Wajah Elina memerah mendengar ucapan Ervin. “Kamu mau punya anak dari aku?” tanya Elina membuat Ervin terdiam. Ervin mencerna kembali perkataannya dan seketika wajahnya bersemu. Jangankan memiliki anak tidur saja mereka terpisah.
“Sudah malam tidurlah.” Ervin pergi begitu saja tanpa menjawab pertanyaan Elina.
Ervin menghempaskan tubuhnya ke tempat tidur. Pikirannya melayang tentang bagaimana nasib perjalanan rumah tangganya dengan Elina. Tidak ada cinta di antara mereka berdua. Ervin tidak yakin bisa menyayangi Elina dengan tulus.
“Bagaimana kalau kita menemukan orang yang kita cintai?” gumam Ervin. Hatinya gundah, ada rasa takut yang menghantui. Prinsip Ervin hanya menikah satu kali seumur hidup, tapi sayang ia menikah tanpa cinta. Ervin tidak bisa menjamin hatinya untuk tidak berpaling dari Elina terlebih mereka sering berbeda pendapat. Ervin menarik selimut menutupi seluruh tubuhnya. Perlahan matanya mulai terpejam dan terlelap dalam mimpi. Namun ketukan pintu kamarnya membuat Ervin kembali terjaga.
Elina menggedor pintunya kuat-kuat membuat Ervin membuka pintunya kasar. Elina menatap Ervin dengan wajah sendu. Gadis itu menundukkan kepalanya dalam-dalam. Melihat wajah Elina yang bersedih membuat Ervin kebingungan.
“Ada apa Elina?” tanya Ervin halus.
“Putus.” Ervin terhenyak saat Elina mengatakan putus. Telinganya seolah mendengar kata cerai dari Elina. Tiba-tiba hati Ervin terasa sakit, lalu ia mengepalkan tangannya erat-erat.
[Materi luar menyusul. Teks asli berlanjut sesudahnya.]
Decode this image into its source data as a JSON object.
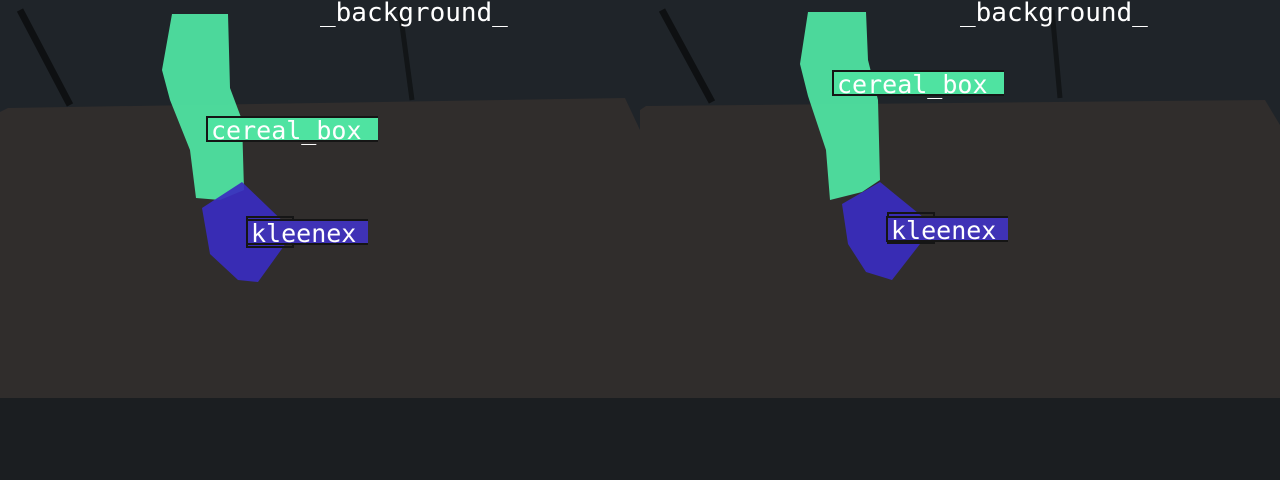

Elina memperlihatkan tali bra hitam miliknya yang putus di depan wajah Ervin. Wajah Ervin bersemu melihat dalaman Elina terpampang di depan wajahnya. Namun ia juga merasa lega bahwa kata putus itu bukan untuk hubungan mereka. Ervin berusaha bersikap senormal mungkin walau hatinya tengah bergejolak.
“Terus kenapa kalau putus? Kamu punya banyak di lemari. Cuma putus satu,’kan masih seribu.”
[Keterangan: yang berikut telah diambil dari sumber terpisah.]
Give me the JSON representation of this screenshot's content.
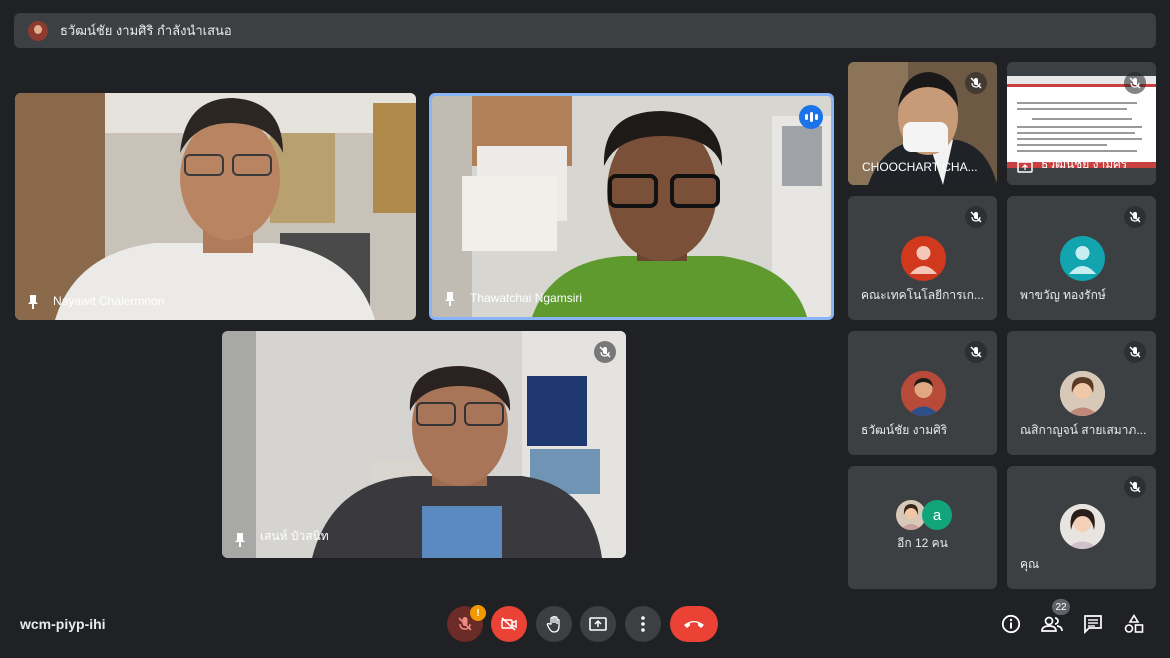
{
  "banner": {
    "presenting_text": "ธวัฒน์ชัย งามศิริ กำลังนำเสนอ"
  },
  "main_tiles": [
    {
      "name": "Nayawit Chalermnon"
    },
    {
      "name": "Thawatchai Ngamsiri"
    },
    {
      "name": "เสนห์ บัวสนิท"
    }
  ],
  "side_tiles": [
    {
      "name": "CHOOCHART CHA..."
    },
    {
      "name": "ธวัฒน์ชัย งามศิริ"
    },
    {
      "name": "คณะเทคโนโลยีการเก..."
    },
    {
      "name": "พาขวัญ ทองรักษ์"
    },
    {
      "name": "ธวัฒน์ชัย งามศิริ"
    },
    {
      "name": "ณสิกาญจน์ สายเสมาภ..."
    },
    {
      "name": "อีก 12 คน",
      "avatar_letter": "a"
    },
    {
      "name": "คุณ"
    }
  ],
  "meeting": {
    "code": "wcm-piyp-ihi"
  },
  "controls": {
    "mic_alert": "!",
    "people_count": "22"
  },
  "colors": {
    "speaking_border": "#8ab4f8",
    "end_call": "#ea4335",
    "mic_off": "#ea4335"
  }
}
“Tapi semuanya sudah kotor,” kata Elina.
“Kenapa tidak dicuci?”
“Tidak ada mesin cuci.”
Hidung Ervin kembang kempis mendengar ucapan Elina. Gadis ini terlalu polos atau bodoh sih? Beda tipis. Ervin melipat tangannya, tubuhnya kini bersandar pada daun pintu.
“Cuci pakai tangan Elina.”
“Tapi aku gak bisa nyuci. Mister beliin,ya. Aku pakai apa ke sekolah,” rengek Elina sambil mengguncang tangan Ervin.
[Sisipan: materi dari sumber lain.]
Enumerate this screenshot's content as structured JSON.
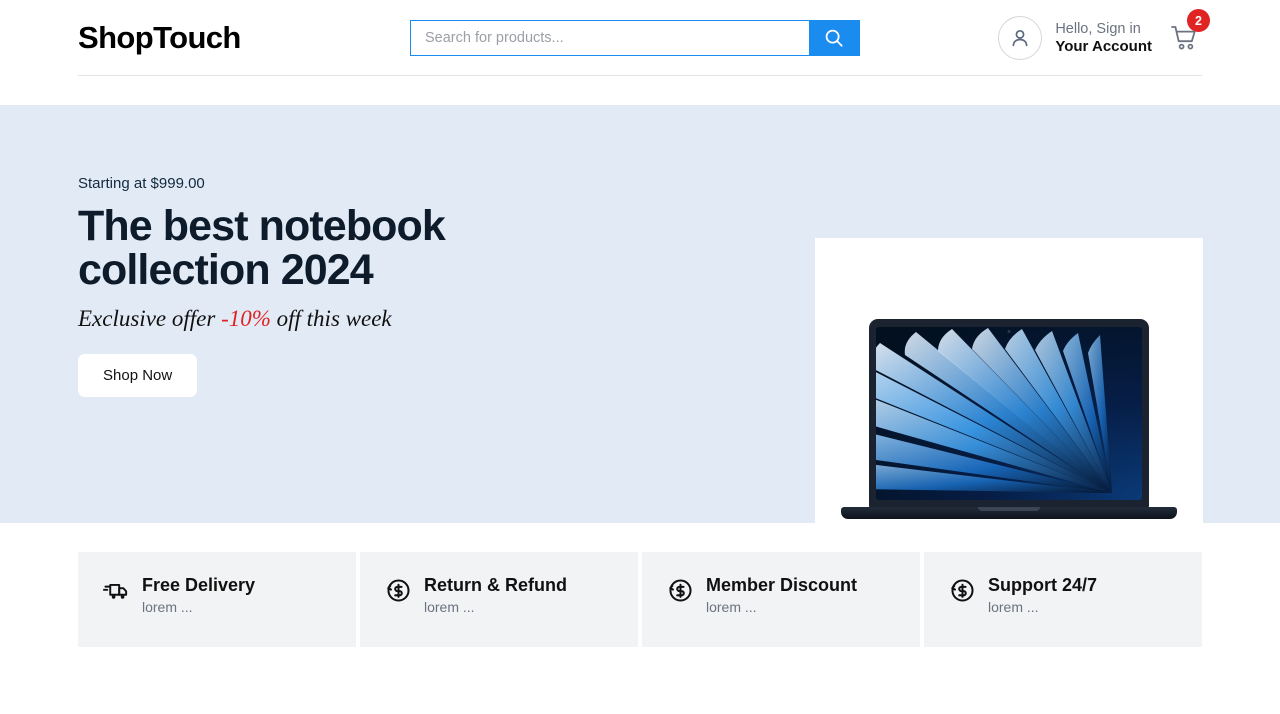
{
  "header": {
    "logo": "ShopTouch",
    "search": {
      "placeholder": "Search for products...",
      "value": "",
      "button_icon": "search-icon"
    },
    "account": {
      "avatar_icon": "user-avatar-icon",
      "greeting": "Hello, Sign in",
      "name": "Your Account"
    },
    "cart": {
      "icon": "shopping-cart-icon",
      "count": "2",
      "badge_color": "#e02424"
    },
    "accent_color": "#1a8cf0"
  },
  "hero": {
    "eyebrow": "Starting at $999.00",
    "title_line1": "The best notebook",
    "title_line2": "collection 2024",
    "subtitle_prefix": "Exclusive offer ",
    "subtitle_discount": "-10%",
    "subtitle_suffix": " off this week",
    "cta_label": "Shop Now",
    "background_color": "#e2ebf5",
    "discount_color": "#e02424",
    "product_image": "macbook-air-midnight"
  },
  "features": [
    {
      "icon": "delivery-truck-icon",
      "title": "Free Delivery",
      "desc": "lorem ..."
    },
    {
      "icon": "refund-dollar-icon",
      "title": "Return & Refund",
      "desc": "lorem ..."
    },
    {
      "icon": "refund-dollar-icon",
      "title": "Member Discount",
      "desc": "lorem ..."
    },
    {
      "icon": "refund-dollar-icon",
      "title": "Support 24/7",
      "desc": "lorem ..."
    }
  ]
}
“Berapa harganya?” Senyum Elina merekah. Tumben-tumbennya Ervin menanyakan harga. Biasanya pria itu langsung menolak apa yang ia inginkan.
“Rp.1269.000,” kata Elina membuat mata Ervin melotot. Mendengar harga fantastis menutup gunung kecil itu membuat mulut Ervin terbuka lebar. Uang satu juta untuk membeli benda yang bersembunyi di balik kaos. Lebih baik Ervin simpan uangnya buat makan sebulan.
“Lebih baik dijahit gak sampai seribu rupiah.” Ervin kembali ke kamarnya mengambil jarum dan benang. Diambilnya bra milik Elina lalu berjalan ke sofa depan tv. Elina mengikuti Ervin lalu duduk di samping pria itu. Elina memerhatikan dengan seksama bagaimana Ervin menyambung kembali barang berharga miliknya.
“Cuma aku satu-satunya suami yang jahit bra istri. Harusnya kamu bangga Elina, punya suami langka kayak aku,” kata Ervin membanggakan diri.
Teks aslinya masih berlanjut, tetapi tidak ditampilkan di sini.